This Knife Trick Changes How Onions Taste

Cutting an onion is one of the basic knife skills used for all types of cooking and cuisines, and it can make you cry for more than one reason. With its many layers and sometimes slippery texture, cutting an onion can be difficult, especially since the way you cut them can change their flavor or texture. There's more than one method to julienne an onion — or cut it into strips. 

The lengthwise method cuts strips from root to stem while the crosswise method bifurcates the onion starting at either the root end or stem end and working towards the other. Believe it or not, how you choose to cut the onion affects how it tastes. As Theresa Gonzolas says on Brit + Co, "You can actually change the taste of the onion cutting an onion crosswise can actually make it more stringent versus lengthwise can make it a little bit more delicate tasting."

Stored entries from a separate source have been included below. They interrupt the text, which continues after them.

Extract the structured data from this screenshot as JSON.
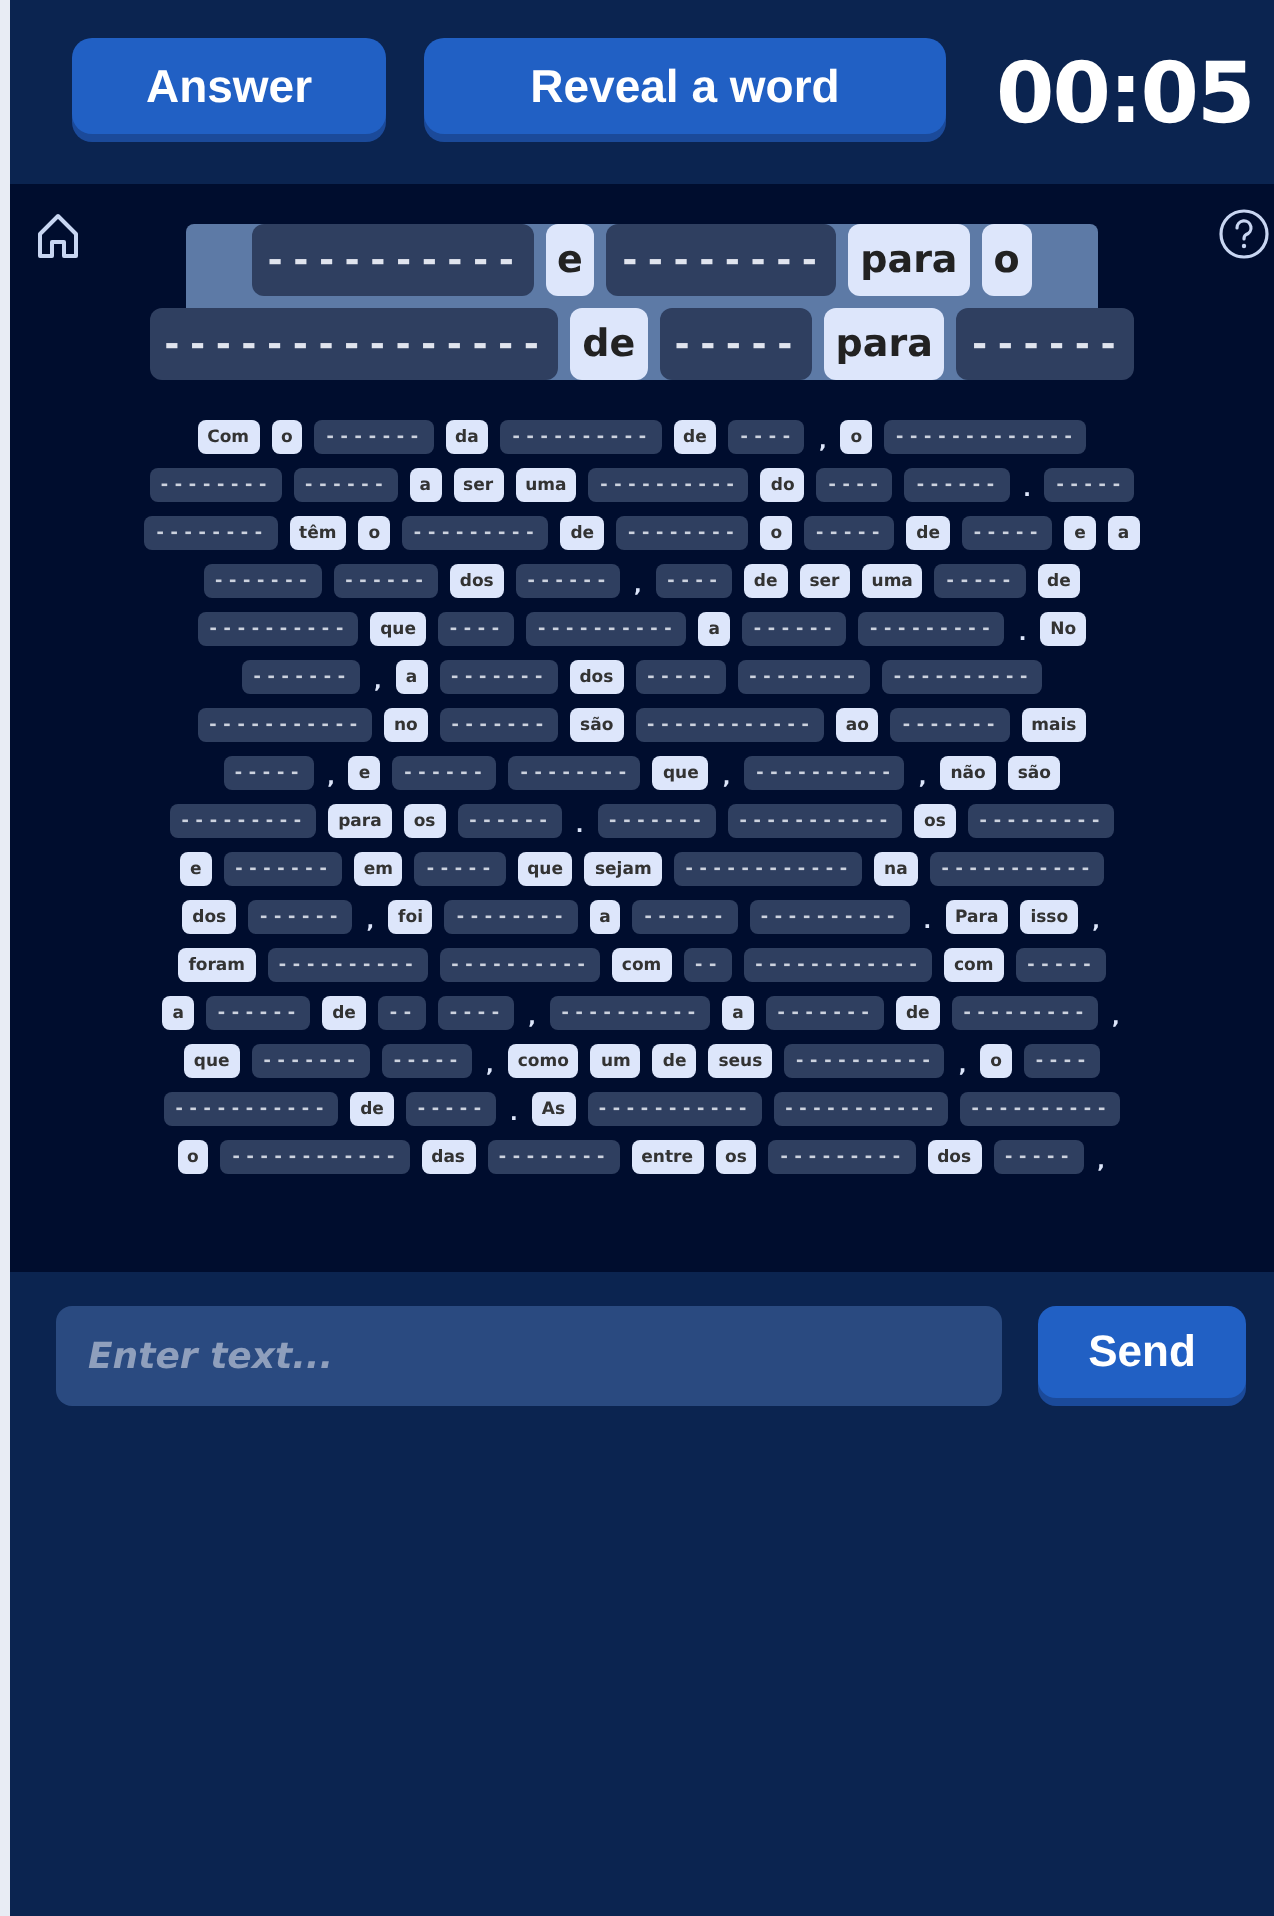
{
  "header": {
    "buttons": [
      "Answer",
      "Reveal a word"
    ],
    "timer": "00:05"
  },
  "title": [
    [
      {
        "kind": "hidden",
        "text": "----------"
      },
      {
        "kind": "word",
        "text": "e"
      },
      {
        "kind": "hidden",
        "text": "--------"
      },
      {
        "kind": "word",
        "text": "para"
      },
      {
        "kind": "word",
        "text": "o"
      }
    ],
    [
      {
        "kind": "hidden",
        "text": "---------------"
      },
      {
        "kind": "word",
        "text": "de"
      },
      {
        "kind": "hidden",
        "text": "-----"
      },
      {
        "kind": "word",
        "text": "para"
      },
      {
        "kind": "hidden",
        "text": "------"
      }
    ]
  ],
  "paragraph": [
    [
      {
        "kind": "word",
        "text": "Com"
      },
      {
        "kind": "word",
        "text": "o"
      },
      {
        "kind": "hidden",
        "text": "-------"
      },
      {
        "kind": "word",
        "text": "da"
      },
      {
        "kind": "hidden",
        "text": "----------"
      },
      {
        "kind": "word",
        "text": "de"
      },
      {
        "kind": "hidden",
        "text": "----"
      },
      {
        "kind": "punct",
        "text": ","
      },
      {
        "kind": "word",
        "text": "o"
      },
      {
        "kind": "hidden",
        "text": "-------------"
      }
    ],
    [
      {
        "kind": "hidden",
        "text": "--------"
      },
      {
        "kind": "hidden",
        "text": "------"
      },
      {
        "kind": "word",
        "text": "a"
      },
      {
        "kind": "word",
        "text": "ser"
      },
      {
        "kind": "word",
        "text": "uma"
      },
      {
        "kind": "hidden",
        "text": "----------"
      },
      {
        "kind": "word",
        "text": "do"
      },
      {
        "kind": "hidden",
        "text": "----"
      },
      {
        "kind": "hidden",
        "text": "------"
      },
      {
        "kind": "punct",
        "text": "."
      },
      {
        "kind": "hidden",
        "text": "-----"
      }
    ],
    [
      {
        "kind": "hidden",
        "text": "--------"
      },
      {
        "kind": "word",
        "text": "têm"
      },
      {
        "kind": "word",
        "text": "o"
      },
      {
        "kind": "hidden",
        "text": "---------"
      },
      {
        "kind": "word",
        "text": "de"
      },
      {
        "kind": "hidden",
        "text": "--------"
      },
      {
        "kind": "word",
        "text": "o"
      },
      {
        "kind": "hidden",
        "text": "-----"
      },
      {
        "kind": "word",
        "text": "de"
      },
      {
        "kind": "hidden",
        "text": "-----"
      },
      {
        "kind": "word",
        "text": "e"
      },
      {
        "kind": "word",
        "text": "a"
      }
    ],
    [
      {
        "kind": "hidden",
        "text": "-------"
      },
      {
        "kind": "hidden",
        "text": "------"
      },
      {
        "kind": "word",
        "text": "dos"
      },
      {
        "kind": "hidden",
        "text": "------"
      },
      {
        "kind": "punct",
        "text": ","
      },
      {
        "kind": "hidden",
        "text": "----"
      },
      {
        "kind": "word",
        "text": "de"
      },
      {
        "kind": "word",
        "text": "ser"
      },
      {
        "kind": "word",
        "text": "uma"
      },
      {
        "kind": "hidden",
        "text": "-----"
      },
      {
        "kind": "word",
        "text": "de"
      }
    ],
    [
      {
        "kind": "hidden",
        "text": "----------"
      },
      {
        "kind": "word",
        "text": "que"
      },
      {
        "kind": "hidden",
        "text": "----"
      },
      {
        "kind": "hidden",
        "text": "----------"
      },
      {
        "kind": "word",
        "text": "a"
      },
      {
        "kind": "hidden",
        "text": "------"
      },
      {
        "kind": "hidden",
        "text": "---------"
      },
      {
        "kind": "punct",
        "text": "."
      },
      {
        "kind": "word",
        "text": "No"
      }
    ],
    [
      {
        "kind": "hidden",
        "text": "-------"
      },
      {
        "kind": "punct",
        "text": ","
      },
      {
        "kind": "word",
        "text": "a"
      },
      {
        "kind": "hidden",
        "text": "-------"
      },
      {
        "kind": "word",
        "text": "dos"
      },
      {
        "kind": "hidden",
        "text": "-----"
      },
      {
        "kind": "hidden",
        "text": "--------"
      },
      {
        "kind": "hidden",
        "text": "----------"
      }
    ],
    [
      {
        "kind": "hidden",
        "text": "-----------"
      },
      {
        "kind": "word",
        "text": "no"
      },
      {
        "kind": "hidden",
        "text": "-------"
      },
      {
        "kind": "word",
        "text": "são"
      },
      {
        "kind": "hidden",
        "text": "------------"
      },
      {
        "kind": "word",
        "text": "ao"
      },
      {
        "kind": "hidden",
        "text": "-------"
      },
      {
        "kind": "word",
        "text": "mais"
      }
    ],
    [
      {
        "kind": "hidden",
        "text": "-----"
      },
      {
        "kind": "punct",
        "text": ","
      },
      {
        "kind": "word",
        "text": "e"
      },
      {
        "kind": "hidden",
        "text": "------"
      },
      {
        "kind": "hidden",
        "text": "--------"
      },
      {
        "kind": "word",
        "text": "que"
      },
      {
        "kind": "punct",
        "text": ","
      },
      {
        "kind": "hidden",
        "text": "----------"
      },
      {
        "kind": "punct",
        "text": ","
      },
      {
        "kind": "word",
        "text": "não"
      },
      {
        "kind": "word",
        "text": "são"
      }
    ],
    [
      {
        "kind": "hidden",
        "text": "---------"
      },
      {
        "kind": "word",
        "text": "para"
      },
      {
        "kind": "word",
        "text": "os"
      },
      {
        "kind": "hidden",
        "text": "------"
      },
      {
        "kind": "punct",
        "text": "."
      },
      {
        "kind": "hidden",
        "text": "-------"
      },
      {
        "kind": "hidden",
        "text": "-----------"
      },
      {
        "kind": "word",
        "text": "os"
      },
      {
        "kind": "hidden",
        "text": "---------"
      }
    ],
    [
      {
        "kind": "word",
        "text": "e"
      },
      {
        "kind": "hidden",
        "text": "-------"
      },
      {
        "kind": "word",
        "text": "em"
      },
      {
        "kind": "hidden",
        "text": "-----"
      },
      {
        "kind": "word",
        "text": "que"
      },
      {
        "kind": "word",
        "text": "sejam"
      },
      {
        "kind": "hidden",
        "text": "------------"
      },
      {
        "kind": "word",
        "text": "na"
      },
      {
        "kind": "hidden",
        "text": "-----------"
      }
    ],
    [
      {
        "kind": "word",
        "text": "dos"
      },
      {
        "kind": "hidden",
        "text": "------"
      },
      {
        "kind": "punct",
        "text": ","
      },
      {
        "kind": "word",
        "text": "foi"
      },
      {
        "kind": "hidden",
        "text": "--------"
      },
      {
        "kind": "word",
        "text": "a"
      },
      {
        "kind": "hidden",
        "text": "------"
      },
      {
        "kind": "hidden",
        "text": "----------"
      },
      {
        "kind": "punct",
        "text": "."
      },
      {
        "kind": "word",
        "text": "Para"
      },
      {
        "kind": "word",
        "text": "isso"
      },
      {
        "kind": "punct",
        "text": ","
      }
    ],
    [
      {
        "kind": "word",
        "text": "foram"
      },
      {
        "kind": "hidden",
        "text": "----------"
      },
      {
        "kind": "hidden",
        "text": "----------"
      },
      {
        "kind": "word",
        "text": "com"
      },
      {
        "kind": "hidden",
        "text": "--"
      },
      {
        "kind": "hidden",
        "text": "------------"
      },
      {
        "kind": "word",
        "text": "com"
      },
      {
        "kind": "hidden",
        "text": "-----"
      }
    ],
    [
      {
        "kind": "word",
        "text": "a"
      },
      {
        "kind": "hidden",
        "text": "------"
      },
      {
        "kind": "word",
        "text": "de"
      },
      {
        "kind": "hidden",
        "text": "--"
      },
      {
        "kind": "hidden",
        "text": "----"
      },
      {
        "kind": "punct",
        "text": ","
      },
      {
        "kind": "hidden",
        "text": "----------"
      },
      {
        "kind": "word",
        "text": "a"
      },
      {
        "kind": "hidden",
        "text": "-------"
      },
      {
        "kind": "word",
        "text": "de"
      },
      {
        "kind": "hidden",
        "text": "---------"
      },
      {
        "kind": "punct",
        "text": ","
      }
    ],
    [
      {
        "kind": "word",
        "text": "que"
      },
      {
        "kind": "hidden",
        "text": "-------"
      },
      {
        "kind": "hidden",
        "text": "-----"
      },
      {
        "kind": "punct",
        "text": ","
      },
      {
        "kind": "word",
        "text": "como"
      },
      {
        "kind": "word",
        "text": "um"
      },
      {
        "kind": "word",
        "text": "de"
      },
      {
        "kind": "word",
        "text": "seus"
      },
      {
        "kind": "hidden",
        "text": "----------"
      },
      {
        "kind": "punct",
        "text": ","
      },
      {
        "kind": "word",
        "text": "o"
      },
      {
        "kind": "hidden",
        "text": "----"
      }
    ],
    [
      {
        "kind": "hidden",
        "text": "-----------"
      },
      {
        "kind": "word",
        "text": "de"
      },
      {
        "kind": "hidden",
        "text": "-----"
      },
      {
        "kind": "punct",
        "text": "."
      },
      {
        "kind": "word",
        "text": "As"
      },
      {
        "kind": "hidden",
        "text": "-----------"
      },
      {
        "kind": "hidden",
        "text": "-----------"
      },
      {
        "kind": "hidden",
        "text": "----------"
      }
    ],
    [
      {
        "kind": "word",
        "text": "o"
      },
      {
        "kind": "hidden",
        "text": "------------"
      },
      {
        "kind": "word",
        "text": "das"
      },
      {
        "kind": "hidden",
        "text": "--------"
      },
      {
        "kind": "word",
        "text": "entre"
      },
      {
        "kind": "word",
        "text": "os"
      },
      {
        "kind": "hidden",
        "text": "---------"
      },
      {
        "kind": "word",
        "text": "dos"
      },
      {
        "kind": "hidden",
        "text": "-----"
      },
      {
        "kind": "punct",
        "text": ","
      }
    ]
  ],
  "input": {
    "placeholder": "Enter text...",
    "button": "Send"
  }
}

How you cut disrupts the cells in the onion

This change in flavor is because of the internal structure of cells within the onion that contain the chemicals that make it taste sharp. Inside the onion, "the layers of plant cells in an onion run from the root to the stem end of the bulb, the direction in which you slice onions can make a big difference in their cooked appearance and texture," according to Cooks Illustrated. Disrupting that structure by slicing crosswise causes the onions to soften, and break down easier while slicing lengthwise keeps the structure intact and preserves the shape when cooked (via Cook's Illustrated.), so when sliced lengthwise, the knife slices along the line of the cell walls, and less of them get torn open. However, when cut crosswise, the cell walls don't line up the same way, and the knife tears through them, releasing the gas that gives onions their intense aroma and flavor. This gas is what makes us cry and gives onions their distinctive flavor (via Misen.)